In 2014 Klatzow was again awarded the Helgard Steyn Prize, for his work Lightscapes, which was commissioned for the World Marimba Festival in Stuttgart in 2012. He was also appointed Composer in Residence for the 2015 Johannesburg International Mozart Festival.
His discography includes recordings of his piano music, the Mass for Choir, Horn, Marimba and Strings, String Quartet, Chamber Concerto for 7, Piano Concerto, From the Poets, an RCA issue of Return of the Moon with the King’s Singers and Evelyn Glennie, and a CD of his choral music made by the International Herald company entitled Towards the Light – the choral music of Peter Klatzow. His Marimba Concerto has been reissued in a new recording made by Markus Leoson and issued by the Swedish label NOSAG in 2006. His CD entitled Myths, Magic and Marimbas – the music of Peter Klatzow was also issued in July 2006.

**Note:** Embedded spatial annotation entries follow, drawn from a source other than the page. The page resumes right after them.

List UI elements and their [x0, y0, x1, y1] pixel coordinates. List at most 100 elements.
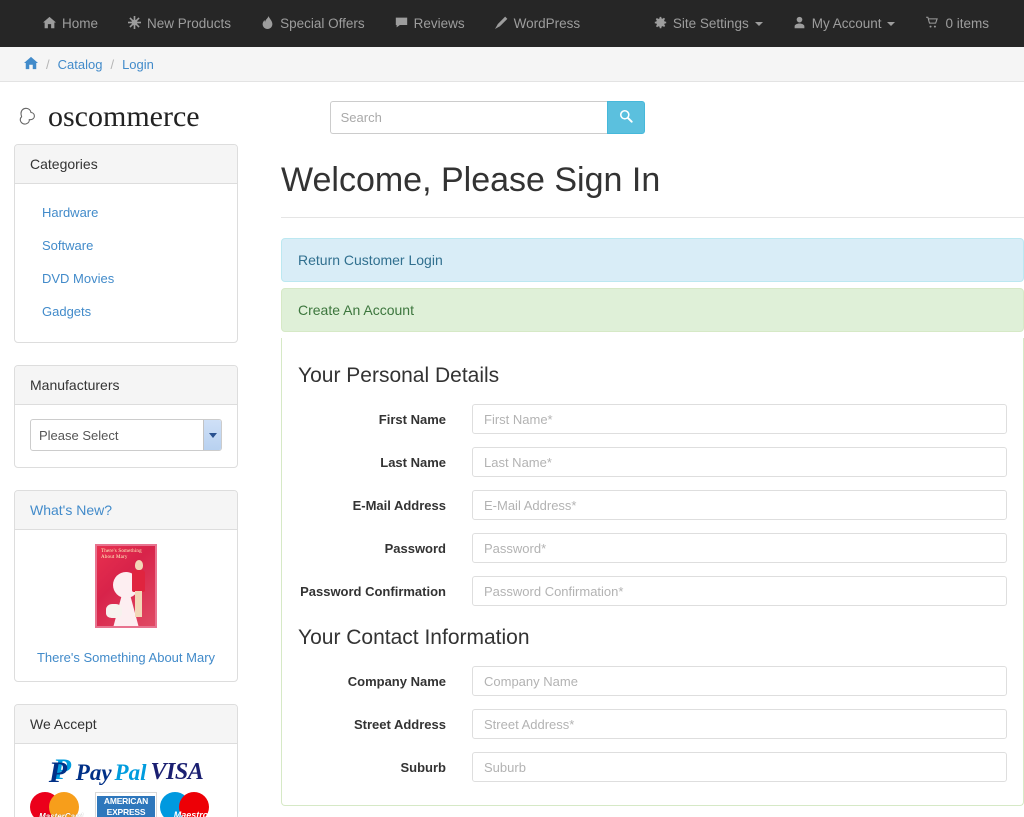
first-name-input[interactable] — [472, 404, 1007, 435]
panel-categories: Categories Hardware Software DVD Movies … — [14, 144, 238, 343]
nav-label: Site Settings — [672, 16, 749, 31]
sidebar-item-software[interactable]: Software — [30, 229, 222, 262]
form-row-street-address: Street Address — [282, 709, 1023, 740]
manufacturers-title: Manufacturers — [15, 366, 237, 405]
nav-label: Special Offers — [280, 16, 365, 31]
main-content: Welcome, Please Sign In Return Customer … — [248, 144, 1024, 817]
pencil-icon — [494, 16, 508, 31]
product-poster-image[interactable]: There's Something About Mary — [95, 544, 157, 628]
search-input[interactable] — [329, 100, 607, 134]
create-account-form: Your Personal Details First Name Last Na… — [281, 338, 1024, 807]
company-name-input[interactable] — [472, 666, 1007, 697]
contact-information-heading: Your Contact Information — [298, 626, 530, 650]
panel-manufacturers: Manufacturers Please Select — [14, 365, 238, 468]
navbar-right-group: Site Settings My Account 0 items — [639, 16, 1024, 31]
breadcrumb-separator: / — [110, 56, 115, 72]
page-title: Welcome, Please Sign In — [281, 161, 661, 199]
manufacturer-select[interactable]: Please Select — [30, 419, 222, 451]
personal-details-heading: Your Personal Details — [298, 364, 500, 388]
manufacturer-select-shell: Please Select — [30, 419, 222, 451]
sidebar-item-dvd-movies[interactable]: DVD Movies — [30, 262, 222, 295]
user-icon — [793, 16, 806, 31]
form-row-password-confirmation: Password Confirmation — [282, 576, 1023, 607]
oscommerce-cloud-logo-icon — [14, 104, 40, 130]
breadcrumb-separator: / — [46, 56, 50, 72]
sidebar-item-gadgets[interactable]: Gadgets — [30, 295, 222, 328]
poster-dog — [106, 604, 122, 618]
nav-item-cart[interactable]: 0 items — [910, 16, 1004, 31]
whats-new-body: There's Something About Mary There's Som… — [15, 530, 237, 681]
last-name-input[interactable] — [472, 447, 1007, 478]
mastercard-logo-icon: MasterCard — [30, 792, 92, 817]
create-an-account-panel[interactable]: Create An Account — [281, 288, 1024, 333]
chevron-down-icon — [887, 21, 896, 26]
nav-label: 0 items — [945, 16, 989, 31]
amex-logo-icon: AMERICAN EXPRESS — [95, 792, 157, 817]
categories-title: Categories — [15, 145, 237, 184]
visa-logo-icon: VISA — [150, 759, 204, 785]
nav-item-wordpress[interactable]: WordPress — [480, 16, 596, 31]
nav-item-site-settings[interactable]: Site Settings — [639, 16, 778, 31]
search-box — [329, 100, 645, 134]
breadcrumb: / Catalog / Login — [0, 47, 1024, 82]
we-accept-body: PP Pay Pal VISA MasterCard AMERICAN EXPRES… — [15, 744, 237, 817]
nav-item-my-account[interactable]: My Account — [778, 16, 911, 31]
form-row-first-name: First Name — [282, 404, 1023, 435]
payment-logos-row-1: PP Pay Pal VISA — [25, 753, 227, 789]
street-address-label: Street Address — [354, 716, 446, 732]
sidebar: Categories Hardware Software DVD Movies … — [0, 144, 248, 817]
site-logo[interactable]: oscommerce — [14, 100, 200, 134]
breadcrumb-item-catalog[interactable]: Catalog — [58, 57, 103, 72]
site-header: oscommerce — [0, 82, 1024, 144]
breadcrumb-home-link[interactable] — [24, 56, 38, 73]
page-body: Categories Hardware Software DVD Movies … — [0, 144, 1024, 817]
home-icon — [24, 56, 38, 73]
password-confirmation-label: Password Confirmation — [300, 583, 446, 599]
comment-icon — [395, 16, 408, 31]
panel-we-accept: We Accept PP Pay Pal VISA MasterCard AMER… — [14, 704, 238, 817]
search-icon — [619, 109, 633, 126]
nav-item-new-products[interactable]: New Products — [113, 16, 246, 31]
we-accept-title: We Accept — [15, 705, 237, 744]
title-divider — [281, 217, 1024, 219]
chevron-down-icon — [754, 21, 763, 26]
nav-label: Reviews — [413, 16, 465, 31]
breadcrumb-item-login[interactable]: Login — [122, 57, 154, 72]
company-name-label: Company Name — [347, 673, 446, 689]
password-input[interactable] — [472, 533, 1007, 564]
fire-icon — [261, 16, 274, 31]
home-icon — [43, 16, 56, 31]
nav-item-special-offers[interactable]: Special Offers — [246, 16, 380, 31]
suburb-input[interactable] — [472, 752, 1007, 783]
whats-new-title[interactable]: What's New? — [15, 491, 237, 530]
password-label: Password — [384, 540, 446, 556]
form-row-email-address: E-Mail Address — [282, 490, 1023, 521]
nav-label: Home — [62, 16, 99, 31]
search-button[interactable] — [606, 100, 645, 134]
form-row-suburb: Suburb — [282, 752, 1023, 783]
sidebar-item-hardware[interactable]: Hardware — [30, 196, 222, 229]
payment-logos-row-2: MasterCard AMERICAN EXPRESS Maestro — [25, 792, 227, 817]
password-confirmation-input[interactable] — [472, 576, 1007, 607]
logo-text: oscommerce — [48, 100, 200, 133]
asterisk-icon — [128, 16, 142, 31]
nav-item-home[interactable]: Home — [28, 16, 113, 31]
whats-new-product-link[interactable]: There's Something About Mary — [25, 650, 227, 665]
suburb-label: Suburb — [400, 759, 447, 775]
return-customer-login-panel[interactable]: Return Customer Login — [281, 238, 1024, 283]
nav-label: My Account — [811, 16, 882, 31]
street-address-input[interactable] — [472, 709, 1007, 740]
first-name-label: First Name — [378, 411, 446, 427]
maestro-logo-icon: Maestro — [160, 792, 222, 817]
form-row-password: Password — [282, 533, 1023, 564]
categories-list: Hardware Software DVD Movies Gadgets — [15, 184, 237, 342]
paypal-logo-icon: PP Pay Pal — [48, 753, 147, 789]
email-address-label: E-Mail Address — [352, 497, 446, 513]
navbar-left-group: Home New Products Special Offers Reviews… — [28, 16, 595, 31]
gear-icon — [654, 16, 667, 31]
form-row-last-name: Last Name — [282, 447, 1023, 478]
nav-item-reviews[interactable]: Reviews — [380, 16, 480, 31]
email-address-input[interactable] — [472, 490, 1007, 521]
nav-label: WordPress — [513, 16, 581, 31]
last-name-label: Last Name — [380, 454, 446, 470]
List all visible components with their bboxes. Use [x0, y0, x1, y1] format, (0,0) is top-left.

Klatzow had a profoundly innate talent and interest in music from an early age. His passion for composition and thirst for knowledge in music combined to create an extraordinary man who shared this knowledge with his students and friends alike. He achieved great success in his endeavors and earned many accolades and awards, deserving of his stature and ability.
But Klatzow was more than just the sum of what he was passionate about. He was known for his quick wit, a natural flair with words, strong-willed, but also his ability to truly inspire and encourage. He had an intense, precise and organised nature, usually setting about composing at four in the morning every day with a coffee in hand, and very rarely skipping a day. His ability to transcend his own musings profoundly affected his students and friends alike and he liked to try to aid budding composers and musicians by nurturing their ability by sharing whatever he had learnt and discovered. Klatzow loved playing Bridge and always found some reason to give a good grin, whether it was about the latest Soufflé he’d conjured up, or perhaps a resonant harmony or melodic contour he had recently discovered. His big smile was infectious.
While he did not marry, he lived with Lionel Walker, Hayley Fredericks, and their son, Peter-John, which Peter described as his family, along with his goddaughter, Claudia Stamatiadis.
Peter is survived by his brother David Klatzow, Lionel, Hayley, Peter-John and Claudia. He will be sorely missed.